Transformer la ZLECAf en moteur de transformation économique
A cela s’ajoutent la multiplicité et le chevauchement des adhésions à des blocs régionaux, les similitudes des paniers de marchandises de nombreux pays, les accords de libre-échange conclus entre plusieurs pays africains et des pays ou des blocs tiers, la forte dépendance de l’Union africaine et des secrétariats régionaux des communautés économiques régionales à l’égard de l’aide étrangère et la nature précipitée des négociations, qui se concentrent généralement sur le respect des échéances politiques plutôt que sur le traitement des questions essentielles à l’implémentation de la ZLECAf et de ses protocoles.
Le rapport conclut qu’il existe, en somme, trois grandes catégories d'obstacles à la mise en œuvre de la ZLECAf : la faiblesse des capacités de production et de la diversification économique limitée, qui restreignent l'éventail des biens intermédiaires et finaux pouvant être échangés et empêchent potentiellement un développement plus complet des chaînes de valeur régionales ; le niveau élevé des coûts commerciaux liés aux tarifs douaniers associés à la lenteur de la mise en œuvre des calendriers de la libéralisation tarifaire ; et la facture exorbitante des mesures non tarifaires qui entravent la compétitivité des entreprises et des économies en augmentant le coût du commerce intra-africain d'environ 283 %.
The South Centre recommande dans ce cadre aux pays africains de développer les projets d'infrastructure prévus dans le cadre du Programme pour le développement des infrastructures en Afrique (PIDA), de mettre en place un régime commercial simplifié (STR) pour rationaliser la documentation et les procédures de dédouanement des expéditions de faible valeur des petits commerçants transfrontaliers et de lancer des mécanismes efficaces pour identifier, signaler, surveiller et éliminer les barrières non tarifaires.

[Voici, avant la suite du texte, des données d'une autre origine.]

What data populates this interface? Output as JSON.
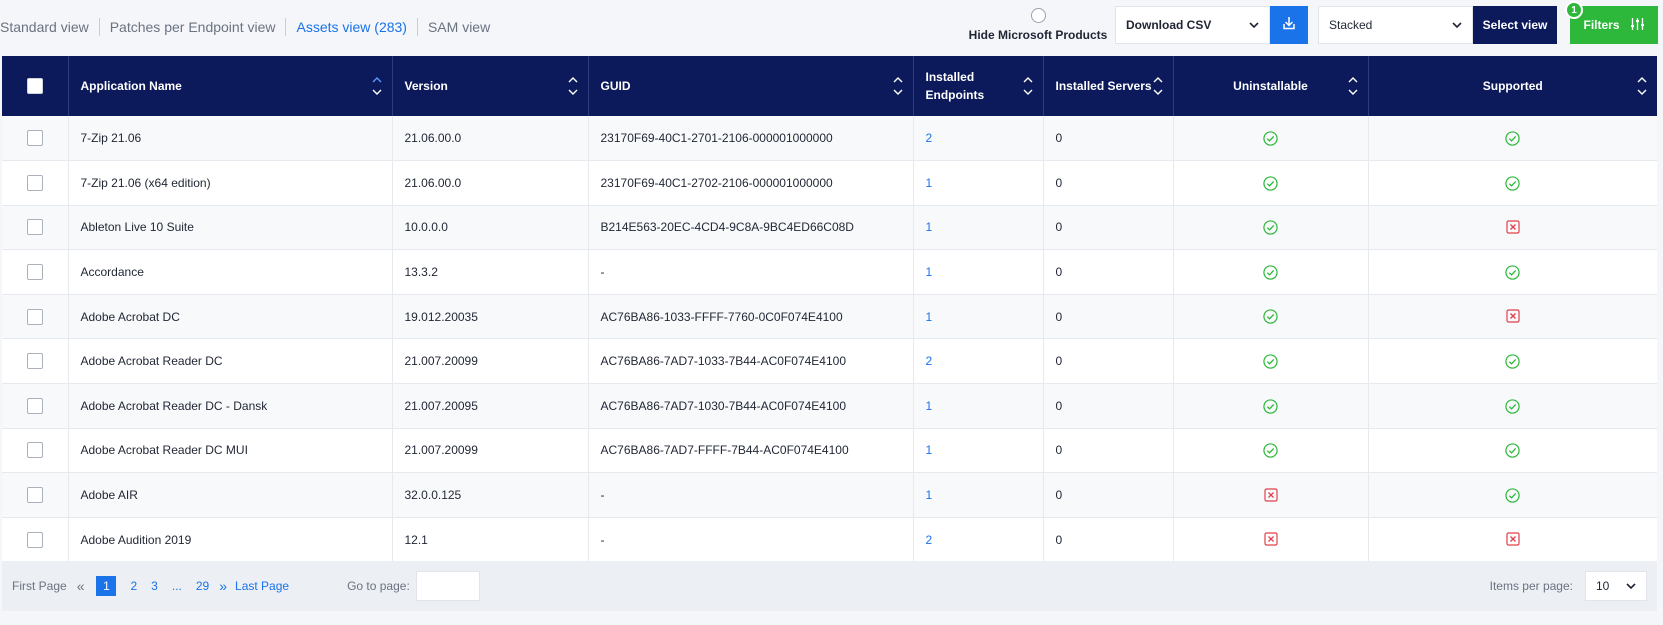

Le think tank intergouvernemental créé en 1995 par 55 pays en développement pour aider les pays du Sud à défendre leurs intérêts sur la scène internationale appelle également les Etats africains à s’appuyer sur les acquis des communautés économiques régionales pour harmoniser plus rapidement les règles d’origine, et à donner la priorité à la promotion de la diversification industrielle et au renforcement des capacités productives pour faire passer la ZLECAf d’un simple accord de libéralisation du commerce à un moteur de transformation à même de favoriser l’essor économique de l’Afrique.